In the Preface of 'Methods of Information Geometry':
We consider the set, $S$, of normal distributions $P(x; \mu, \sigma) = \dfrac{1}{\sqrt{2\pi }\sigma}\exp \left \{ - \dfrac{(x-\mu)^2}{2\sigma^2}\right \}$ with mean $\mu$ and variance $\sigma^2$.
So this means that if we specify $\mu,\sigma$,we determine a particular normal distribution. Hence the set of all possible $(\mu, \sigma)$ can be viewed as a 2-dimensional manifold, which has $(\mu, \sigma)$ as a coordinate.
My question is the statement that follows this: HOWEVER, this is not a Euclidean space, but rather a Riemannian space with a metric that naturally follows from underlying properties of probability distribution.
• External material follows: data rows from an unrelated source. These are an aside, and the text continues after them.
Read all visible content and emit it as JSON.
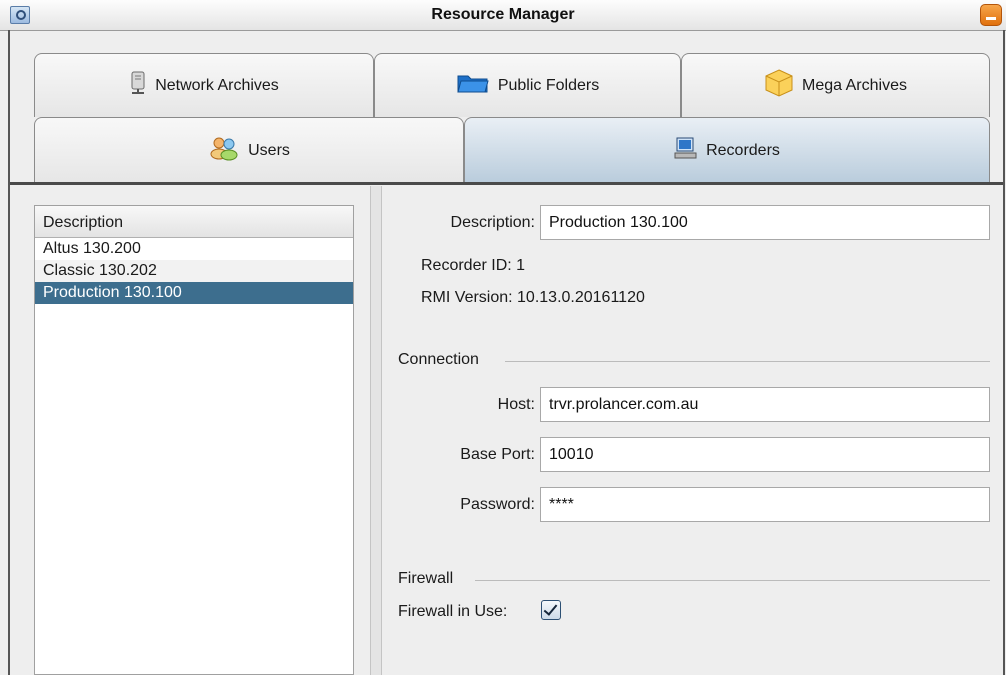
{
  "window": {
    "title": "Resource Manager"
  },
  "tabs": {
    "row1": [
      {
        "label": "Network Archives",
        "icon": "server-icon"
      },
      {
        "label": "Public Folders",
        "icon": "folder-icon"
      },
      {
        "label": "Mega Archives",
        "icon": "box-icon"
      }
    ],
    "row2": [
      {
        "label": "Users",
        "icon": "users-icon"
      },
      {
        "label": "Recorders",
        "icon": "computer-icon",
        "selected": true
      }
    ]
  },
  "list": {
    "header": "Description",
    "items": [
      "Altus 130.200",
      "Classic 130.202",
      "Production 130.100"
    ],
    "selected_index": 2
  },
  "form": {
    "description_label": "Description:",
    "description_value": "Production 130.100",
    "recorder_id_text": "Recorder ID: 1",
    "rmi_version_text": "RMI Version: 10.13.0.20161120",
    "connection_group": "Connection",
    "host_label": "Host:",
    "host_value": "trvr.prolancer.com.au",
    "base_port_label": "Base Port:",
    "base_port_value": "10010",
    "password_label": "Password:",
    "password_value": "****",
    "firewall_group": "Firewall",
    "firewall_label": "Firewall in Use:",
    "firewall_checked": true
  },
  "colors": {
    "selection": "#3d6e8e",
    "selected_tab": "#b9ccdc",
    "minimize_button": "#e0700d"
  }
}
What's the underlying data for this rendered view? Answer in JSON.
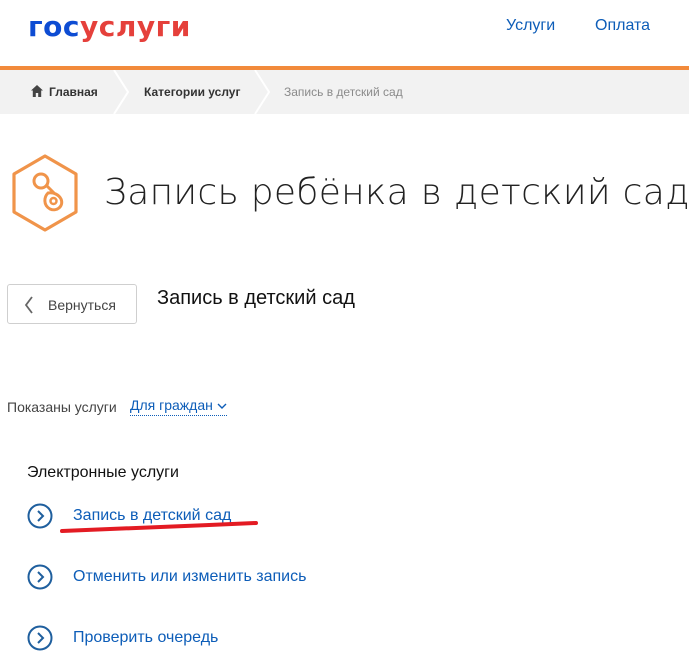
{
  "header": {
    "logo_part1": "гос",
    "logo_part2": "услуги",
    "nav": [
      {
        "label": "Услуги"
      },
      {
        "label": "Оплата"
      }
    ]
  },
  "breadcrumb": [
    {
      "label": "Главная"
    },
    {
      "label": "Категории услуг"
    },
    {
      "label": "Запись в детский сад"
    }
  ],
  "page": {
    "title": "Запись ребёнка в детский сад",
    "back_label": "Вернуться",
    "section_title": "Запись в детский сад"
  },
  "filter": {
    "label": "Показаны услуги",
    "value": "Для граждан"
  },
  "services": {
    "heading": "Электронные услуги",
    "items": [
      {
        "label": "Запись в детский сад"
      },
      {
        "label": "Отменить или изменить запись"
      },
      {
        "label": "Проверить очередь"
      }
    ]
  },
  "colors": {
    "brand_blue": "#0d4cd3",
    "brand_red": "#e5403b",
    "accent_orange": "#f28a3b",
    "link_blue": "#0d5db8",
    "highlight_red": "#e31b23"
  }
}
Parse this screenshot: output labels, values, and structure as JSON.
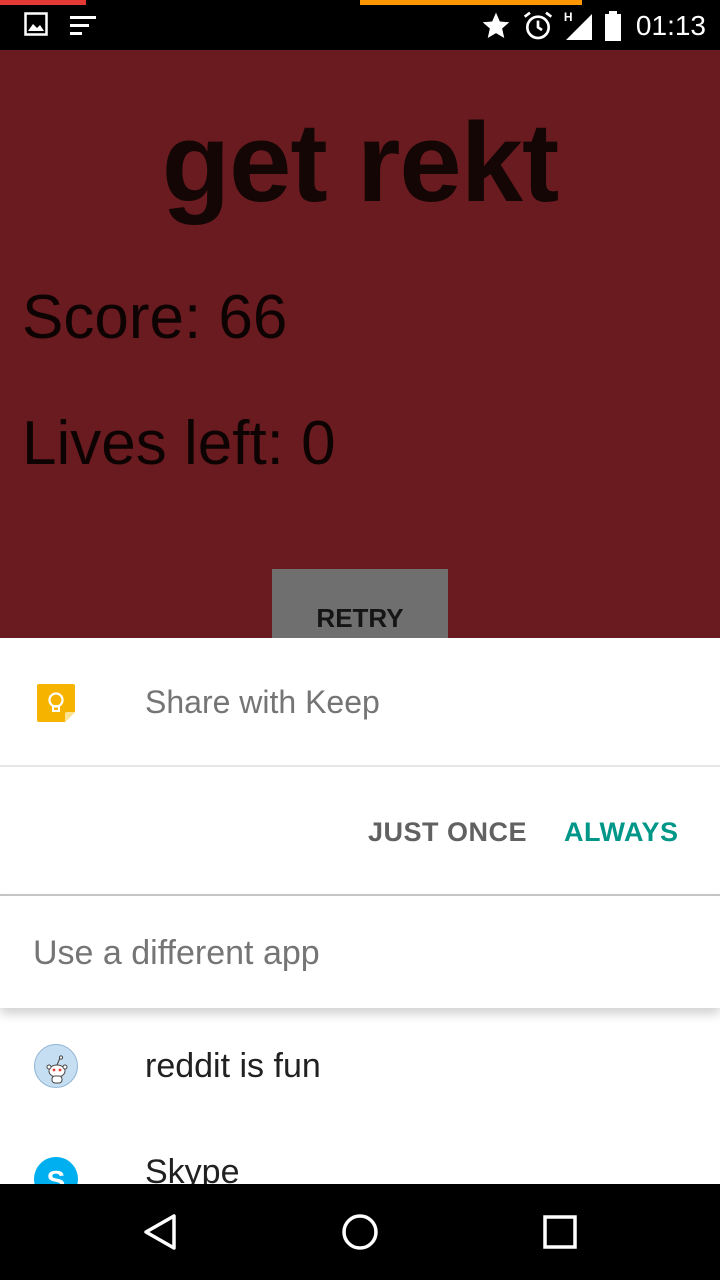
{
  "status_bar": {
    "time": "01:13",
    "network_label": "H",
    "icons_left": [
      "image-notification-icon",
      "list-notification-icon"
    ],
    "icons_right": [
      "star-icon",
      "alarm-icon",
      "signal-icon",
      "battery-icon"
    ]
  },
  "game": {
    "title": "get rekt",
    "score_text": "Score: 66",
    "lives_text": "Lives left: 0",
    "retry_label": "RETRY",
    "background_color": "#6a1b1f"
  },
  "share_sheet": {
    "keep_label": "Share with Keep",
    "just_once_label": "JUST ONCE",
    "always_label": "ALWAYS",
    "different_app_label": "Use a different app",
    "apps": [
      {
        "name": "reddit is fun",
        "icon": "reddit-icon"
      },
      {
        "name": "Skype",
        "icon": "skype-icon"
      }
    ],
    "accent_color": "#009688"
  },
  "nav_bar": {
    "buttons": [
      "back-icon",
      "home-icon",
      "recents-icon"
    ]
  }
}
What does this mean? Can someone please explain it more gently? (And can some illustrations be made available for this?)
Thank you
I cannot, but David MacKay might be able to give you some insight into the first half. https://m.youtube.com/watch?v=HrRNqb5C-b0 skip to 13:54. David explains how to test multiple theories to explain data where each theory is a Gaussian with mean and variance specified by mu and sigma. He explains why one might want to do that and does a really nice visual walkthrough. I'm assuming that being able to redefine into Riemann space allows for some mathematical shortcuts, but I'm no expert in that part!